CHAPTER I Overview of Libya Libya, which is now called the Great Socialist People's Libyan Arab Jamahiriya, is a North African country, bordering the Mediterranean Sea, between Egypt on the east, Tunisia on the west, Algeria, Chad and Niger on the south and southwest. Its total area is 1,760,000 sq kilometers (km.), and it has a 1,770 km long coastline. It is the fourth largest country in Africa and the seventh in the world (slightly larger than Alaska). Its capital is Tripoli (Tarabulus). Libya was composed traditionally of three provinces; Tripolitania, Fazzan, and Cyrenaica. province of Tarabulus al-Gharb (Tripolitania) is situated in the northwest. It has an important agricultural fertile region of olive, citrus and almond trees and dates. Barqah (Cyrenaica), which is situated in the northeast, is the largest province and the oil production and refining center. Its capital is the city Benghazi.
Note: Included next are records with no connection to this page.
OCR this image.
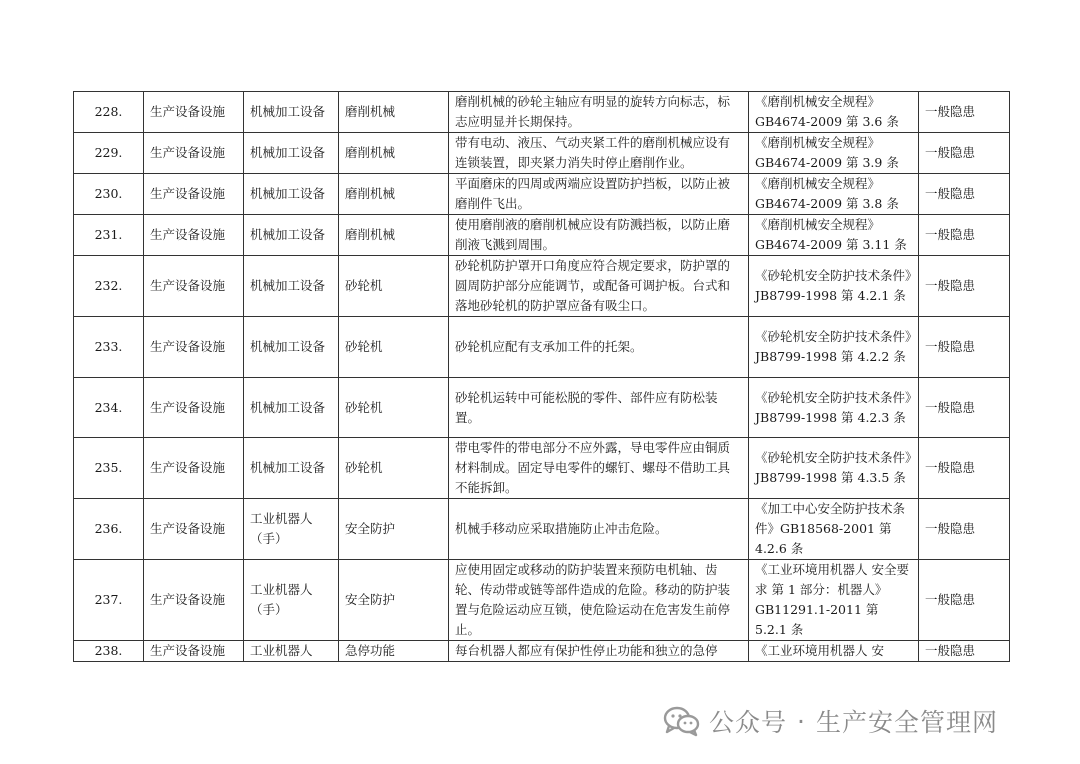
228.	生产设备设施	机械加工设备	磨削机械	磨削机械的砂轮主轴应有明显的旋转方向标志，标志应明显并长期保持。	《磨削机械安全规程》GB4674-2009 第 3.6 条	一般隐患
229.	生产设备设施	机械加工设备	磨削机械	带有电动、液压、气动夹紧工件的磨削机械应设有连锁装置，即夹紧力消失时停止磨削作业。	《磨削机械安全规程》GB4674-2009 第 3.9 条	一般隐患
230.	生产设备设施	机械加工设备	磨削机械	平面磨床的四周或两端应设置防护挡板，以防止被磨削件飞出。	《磨削机械安全规程》GB4674-2009 第 3.8 条	一般隐患
231.	生产设备设施	机械加工设备	磨削机械	使用磨削液的磨削机械应设有防溅挡板，以防止磨削液飞溅到周围。	《磨削机械安全规程》GB4674-2009 第 3.11 条	一般隐患
232.	生产设备设施	机械加工设备	砂轮机	砂轮机防护罩开口角度应符合规定要求，防护罩的圆周防护部分应能调节，或配备可调护板。台式和落地砂轮机的防护罩应备有吸尘口。	《砂轮机安全防护技术条件》JB8799-1998 第 4.2.1 条	一般隐患
233.	生产设备设施	机械加工设备	砂轮机	砂轮机应配有支承加工件的托架。	《砂轮机安全防护技术条件》JB8799-1998 第 4.2.2 条	一般隐患
234.	生产设备设施	机械加工设备	砂轮机	砂轮机运转中可能松脱的零件、部件应有防松装置。	《砂轮机安全防护技术条件》JB8799-1998 第 4.2.3 条	一般隐患
235.	生产设备设施	机械加工设备	砂轮机	带电零件的带电部分不应外露，导电零件应由铜质材料制成。固定导电零件的螺钉、螺母不借助工具不能拆卸。	《砂轮机安全防护技术条件》JB8799-1998 第 4.3.5 条	一般隐患
236.	生产设备设施	工业机器人（手）	安全防护	机械手移动应采取措施防止冲击危险。	《加工中心安全防护技术条件》GB18568-2001 第 4.2.6 条	一般隐患
237.	生产设备设施	工业机器人（手）	安全防护	应使用固定或移动的防护装置来预防电机轴、齿轮、传动带或链等部件造成的危险。移动的防护装置与危险运动应互锁，使危险运动在危害发生前停止。	《工业环境用机器人 安全要求 第 1 部分：机器人》GB11291.1-2011 第 5.2.1 条	一般隐患
238.	生产设备设施	工业机器人	急停功能	每台机器人都应有保护性停止功能和独立的急停	《工业环境用机器人 安	一般隐患
公众号 · 生产安全管理网
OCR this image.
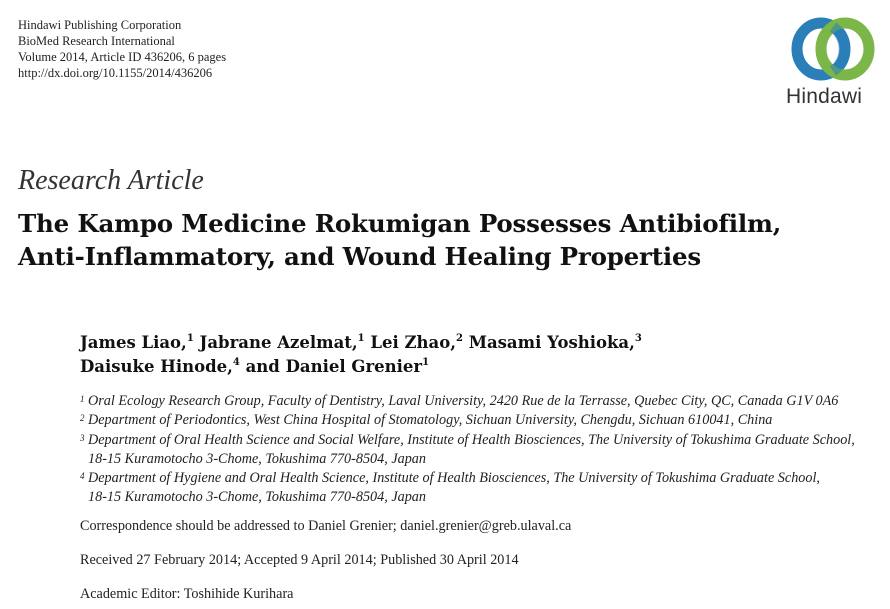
Hindawi Publishing Corporation
BioMed Research International
Volume 2014, Article ID 436206, 6 pages
http://dx.doi.org/10.1155/2014/436206
Hindawi
Research Article
The Kampo Medicine Rokumigan Possesses Antibiofilm,
Anti-Inflammatory, and Wound Healing Properties
James Liao,$^1$ Jabrane Azelmat,$^1$ Lei Zhao,$^2$ Masami Yoshioka,$^3$
Daisuke Hinode,$^4$ and Daniel Grenier$^1$
1 Oral Ecology Research Group, Faculty of Dentistry, Laval University, 2420 Rue de la Terrasse, Quebec City, QC, Canada G1V 0A6
2 Department of Periodontics, West China Hospital of Stomatology, Sichuan University, Chengdu, Sichuan 610041, China
3 Department of Oral Health Science and Social Welfare, Institute of Health Biosciences, The University of Tokushima Graduate School,
18-15 Kuramotocho 3-Chome, Tokushima 770-8504, Japan
4 Department of Hygiene and Oral Health Science, Institute of Health Biosciences, The University of Tokushima Graduate School,
18-15 Kuramotocho 3-Chome, Tokushima 770-8504, Japan
Correspondence should be addressed to Daniel Grenier; daniel.grenier@greb.ulaval.ca
Received 27 February 2014; Accepted 9 April 2014; Published 30 April 2014
Academic Editor: Toshihide Kurihara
The province includes the Jabal al-Akhdhar (the green mountain) is located on the Mediterranean coast and starts at about 60 kilometers east of Benghazi and end at the city of Darnah 300 km east of Benghazi. The third province is Fazzan, which is most of southwestern Libya. It is formed of very large sand dunes and mountains. It has a few green and fertile oases scattered throughout the province. Fazzan's capital is Sabha. Other important cities in Libya are Surt and Misratah in Tripolitania and Darnah in Cyrenaica.